Nationwide, workers at Amazon’s fulfillment centers are injured at well over industry averages, according to an investigation by the Center for Investigative Reporting that blamed the company’s ambitious production quotas for the disparity.

Amazon is currently deep in what it calls “peak” season, when workers are expected to clock as many as 60 hours per week to meet holiday shopping demand. Amid coronavirus restrictions on in-person retail that have sent many shoppers online, the 2020 holiday shopping season has been the busiest in the company’s history, Amazon announced Tuesday.
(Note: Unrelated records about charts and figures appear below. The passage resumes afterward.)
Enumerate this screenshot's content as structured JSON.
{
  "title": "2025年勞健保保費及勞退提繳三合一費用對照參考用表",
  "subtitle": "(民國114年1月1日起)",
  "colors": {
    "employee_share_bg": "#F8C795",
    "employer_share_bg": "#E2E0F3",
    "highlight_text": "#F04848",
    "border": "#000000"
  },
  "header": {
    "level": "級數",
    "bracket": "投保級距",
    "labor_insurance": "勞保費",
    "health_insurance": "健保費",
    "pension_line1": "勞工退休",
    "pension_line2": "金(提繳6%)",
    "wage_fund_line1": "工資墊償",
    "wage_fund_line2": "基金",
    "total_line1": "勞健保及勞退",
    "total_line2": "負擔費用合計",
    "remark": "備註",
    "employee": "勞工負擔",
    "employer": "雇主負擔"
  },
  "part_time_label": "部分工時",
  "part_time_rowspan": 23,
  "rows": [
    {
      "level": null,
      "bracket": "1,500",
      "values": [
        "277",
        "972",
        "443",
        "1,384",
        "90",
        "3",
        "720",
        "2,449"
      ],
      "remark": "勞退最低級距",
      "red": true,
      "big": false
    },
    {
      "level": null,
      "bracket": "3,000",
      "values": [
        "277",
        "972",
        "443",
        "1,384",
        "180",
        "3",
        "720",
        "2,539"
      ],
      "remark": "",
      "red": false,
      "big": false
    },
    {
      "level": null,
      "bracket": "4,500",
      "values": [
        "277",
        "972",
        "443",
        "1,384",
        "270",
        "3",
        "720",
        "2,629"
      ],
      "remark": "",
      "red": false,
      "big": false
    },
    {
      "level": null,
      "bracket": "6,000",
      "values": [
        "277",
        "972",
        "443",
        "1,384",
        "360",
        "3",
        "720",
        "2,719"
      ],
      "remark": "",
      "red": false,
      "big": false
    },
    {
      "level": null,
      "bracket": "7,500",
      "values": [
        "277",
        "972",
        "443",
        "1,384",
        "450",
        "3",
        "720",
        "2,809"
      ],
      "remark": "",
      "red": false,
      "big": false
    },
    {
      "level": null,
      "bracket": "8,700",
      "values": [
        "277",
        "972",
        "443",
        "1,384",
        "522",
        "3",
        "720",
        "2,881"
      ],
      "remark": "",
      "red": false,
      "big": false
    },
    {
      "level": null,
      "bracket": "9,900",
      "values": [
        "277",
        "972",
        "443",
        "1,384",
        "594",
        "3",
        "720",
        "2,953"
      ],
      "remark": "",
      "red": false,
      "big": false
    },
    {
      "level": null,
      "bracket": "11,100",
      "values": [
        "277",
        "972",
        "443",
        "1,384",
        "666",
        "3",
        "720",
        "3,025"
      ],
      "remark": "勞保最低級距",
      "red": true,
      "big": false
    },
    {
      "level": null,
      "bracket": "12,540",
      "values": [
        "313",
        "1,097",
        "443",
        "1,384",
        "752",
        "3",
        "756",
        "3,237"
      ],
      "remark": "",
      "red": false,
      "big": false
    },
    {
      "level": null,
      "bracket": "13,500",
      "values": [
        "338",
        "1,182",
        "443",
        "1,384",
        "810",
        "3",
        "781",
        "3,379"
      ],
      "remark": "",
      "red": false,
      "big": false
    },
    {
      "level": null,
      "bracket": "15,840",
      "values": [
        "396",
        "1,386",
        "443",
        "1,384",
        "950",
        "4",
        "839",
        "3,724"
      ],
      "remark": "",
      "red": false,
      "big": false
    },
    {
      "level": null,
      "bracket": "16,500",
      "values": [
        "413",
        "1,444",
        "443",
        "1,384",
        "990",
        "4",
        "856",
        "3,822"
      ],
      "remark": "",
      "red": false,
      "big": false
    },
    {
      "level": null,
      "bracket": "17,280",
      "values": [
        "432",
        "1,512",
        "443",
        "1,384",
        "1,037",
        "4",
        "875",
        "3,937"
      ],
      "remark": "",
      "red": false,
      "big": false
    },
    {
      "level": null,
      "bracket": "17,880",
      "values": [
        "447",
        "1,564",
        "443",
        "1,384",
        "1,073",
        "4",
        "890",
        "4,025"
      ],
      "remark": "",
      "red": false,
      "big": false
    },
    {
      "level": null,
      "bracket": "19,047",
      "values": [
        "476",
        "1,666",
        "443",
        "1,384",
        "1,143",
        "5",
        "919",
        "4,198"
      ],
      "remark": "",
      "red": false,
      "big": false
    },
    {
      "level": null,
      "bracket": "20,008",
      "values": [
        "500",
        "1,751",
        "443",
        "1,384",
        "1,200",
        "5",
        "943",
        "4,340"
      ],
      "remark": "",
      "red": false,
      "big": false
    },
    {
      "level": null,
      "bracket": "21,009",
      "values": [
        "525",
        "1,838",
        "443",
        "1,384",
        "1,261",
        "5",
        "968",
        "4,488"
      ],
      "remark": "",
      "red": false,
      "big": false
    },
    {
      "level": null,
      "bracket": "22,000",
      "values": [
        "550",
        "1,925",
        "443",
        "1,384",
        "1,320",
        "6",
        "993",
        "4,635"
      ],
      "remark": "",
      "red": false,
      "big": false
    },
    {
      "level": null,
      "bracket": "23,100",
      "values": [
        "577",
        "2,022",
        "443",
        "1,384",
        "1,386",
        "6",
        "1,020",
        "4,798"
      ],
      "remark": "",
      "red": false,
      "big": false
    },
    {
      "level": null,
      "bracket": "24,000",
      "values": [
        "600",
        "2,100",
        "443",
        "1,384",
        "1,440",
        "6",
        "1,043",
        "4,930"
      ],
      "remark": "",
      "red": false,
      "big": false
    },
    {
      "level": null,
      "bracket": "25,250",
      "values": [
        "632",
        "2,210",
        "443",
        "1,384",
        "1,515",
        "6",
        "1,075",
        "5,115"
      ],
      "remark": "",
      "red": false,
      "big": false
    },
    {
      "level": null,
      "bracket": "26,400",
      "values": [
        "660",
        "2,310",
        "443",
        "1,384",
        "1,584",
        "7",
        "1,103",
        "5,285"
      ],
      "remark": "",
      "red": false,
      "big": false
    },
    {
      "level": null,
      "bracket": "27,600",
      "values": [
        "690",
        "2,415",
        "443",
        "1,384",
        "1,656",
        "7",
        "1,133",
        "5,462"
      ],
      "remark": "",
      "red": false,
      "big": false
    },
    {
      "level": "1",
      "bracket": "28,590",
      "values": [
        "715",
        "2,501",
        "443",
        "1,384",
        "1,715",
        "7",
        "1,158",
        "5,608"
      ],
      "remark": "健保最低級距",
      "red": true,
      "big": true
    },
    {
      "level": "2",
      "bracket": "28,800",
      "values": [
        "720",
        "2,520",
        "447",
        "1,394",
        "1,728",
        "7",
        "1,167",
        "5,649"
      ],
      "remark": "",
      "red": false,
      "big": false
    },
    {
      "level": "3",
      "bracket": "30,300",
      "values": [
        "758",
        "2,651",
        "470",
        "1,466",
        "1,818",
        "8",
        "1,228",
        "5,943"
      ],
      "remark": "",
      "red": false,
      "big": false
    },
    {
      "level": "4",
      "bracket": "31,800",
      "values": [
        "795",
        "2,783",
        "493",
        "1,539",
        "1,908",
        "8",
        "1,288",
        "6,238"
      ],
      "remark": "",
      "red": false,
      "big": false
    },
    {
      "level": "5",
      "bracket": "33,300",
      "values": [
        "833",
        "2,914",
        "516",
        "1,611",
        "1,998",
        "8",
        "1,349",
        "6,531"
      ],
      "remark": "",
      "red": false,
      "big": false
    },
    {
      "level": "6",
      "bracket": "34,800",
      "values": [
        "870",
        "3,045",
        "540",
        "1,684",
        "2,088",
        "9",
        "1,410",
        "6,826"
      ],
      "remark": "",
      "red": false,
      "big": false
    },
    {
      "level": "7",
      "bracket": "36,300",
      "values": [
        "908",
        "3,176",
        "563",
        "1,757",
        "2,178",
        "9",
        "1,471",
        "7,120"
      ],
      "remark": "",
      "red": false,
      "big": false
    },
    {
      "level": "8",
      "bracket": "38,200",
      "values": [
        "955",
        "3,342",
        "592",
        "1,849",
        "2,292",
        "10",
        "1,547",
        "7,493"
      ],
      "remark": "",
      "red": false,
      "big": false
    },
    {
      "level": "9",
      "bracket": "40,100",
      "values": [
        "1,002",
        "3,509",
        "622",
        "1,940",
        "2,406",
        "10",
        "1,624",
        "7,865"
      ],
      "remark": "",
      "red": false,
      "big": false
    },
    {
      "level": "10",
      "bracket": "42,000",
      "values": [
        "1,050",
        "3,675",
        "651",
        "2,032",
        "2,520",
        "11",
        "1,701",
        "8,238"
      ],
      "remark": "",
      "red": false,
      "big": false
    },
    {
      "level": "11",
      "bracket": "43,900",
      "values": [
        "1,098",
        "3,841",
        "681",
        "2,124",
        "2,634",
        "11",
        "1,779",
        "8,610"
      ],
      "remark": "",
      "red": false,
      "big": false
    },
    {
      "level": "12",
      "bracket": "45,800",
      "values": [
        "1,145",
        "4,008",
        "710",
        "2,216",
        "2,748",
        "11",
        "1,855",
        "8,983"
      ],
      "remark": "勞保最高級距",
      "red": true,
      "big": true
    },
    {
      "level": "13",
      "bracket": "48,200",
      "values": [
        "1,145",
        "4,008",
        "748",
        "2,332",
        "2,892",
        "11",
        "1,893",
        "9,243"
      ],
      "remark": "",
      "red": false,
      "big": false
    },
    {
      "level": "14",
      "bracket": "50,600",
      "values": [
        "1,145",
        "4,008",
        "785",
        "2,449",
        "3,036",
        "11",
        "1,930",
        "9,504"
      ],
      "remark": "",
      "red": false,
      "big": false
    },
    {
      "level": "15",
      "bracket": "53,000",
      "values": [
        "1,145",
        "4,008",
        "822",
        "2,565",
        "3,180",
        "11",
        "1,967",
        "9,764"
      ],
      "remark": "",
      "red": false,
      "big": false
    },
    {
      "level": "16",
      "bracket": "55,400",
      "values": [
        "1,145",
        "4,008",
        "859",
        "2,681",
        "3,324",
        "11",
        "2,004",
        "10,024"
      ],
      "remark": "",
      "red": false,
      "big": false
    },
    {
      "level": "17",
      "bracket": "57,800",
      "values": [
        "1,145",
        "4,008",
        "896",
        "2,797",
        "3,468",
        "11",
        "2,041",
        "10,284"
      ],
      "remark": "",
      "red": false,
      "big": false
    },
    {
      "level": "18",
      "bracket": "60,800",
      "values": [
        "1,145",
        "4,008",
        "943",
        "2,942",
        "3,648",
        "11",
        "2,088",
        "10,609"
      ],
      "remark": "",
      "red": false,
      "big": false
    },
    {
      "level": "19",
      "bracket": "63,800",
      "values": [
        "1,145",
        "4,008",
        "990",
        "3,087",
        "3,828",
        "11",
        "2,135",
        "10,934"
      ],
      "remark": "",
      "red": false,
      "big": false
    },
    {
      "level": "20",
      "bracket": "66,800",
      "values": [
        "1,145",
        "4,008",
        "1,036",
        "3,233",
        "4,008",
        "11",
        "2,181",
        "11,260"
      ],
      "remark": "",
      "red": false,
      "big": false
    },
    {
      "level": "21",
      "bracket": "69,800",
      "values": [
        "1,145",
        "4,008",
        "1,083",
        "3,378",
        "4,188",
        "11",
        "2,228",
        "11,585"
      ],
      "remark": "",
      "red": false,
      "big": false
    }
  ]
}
While the company is only reporting holiday sales figures this year for the third-party merchants on its marketplace platform, among those retailers, holiday sales are up 60% compared with 2019.

An Amazon spokesperson declined to respond to questions about the new workers’ compensation rates or why the company’s injury rates are so much higher than industry averages.

The actual amount Amazon pays in premiums next year will depend in part on how many claims are filed at its Washington fulfillment centers, in addition to how many workers the company employs. The equivalent of 5,146 full-time employees worked at Amazon’s fulfillment centers in Washington state as of March, according to L&I. Since many of Amazon’s workers are part-time, the actual number of fulfillment center employees in the state is likely far higher — and Amazon has been hiring like mad this year.

Since January, the company has added more than 400,000 workers nationwide, largely in fulfillment centers, to meet increased demand for online shopping. Amazon now employs 1.2 million people in the U.S. The company is still looking to hire 200,000 more regular and seasonal workers.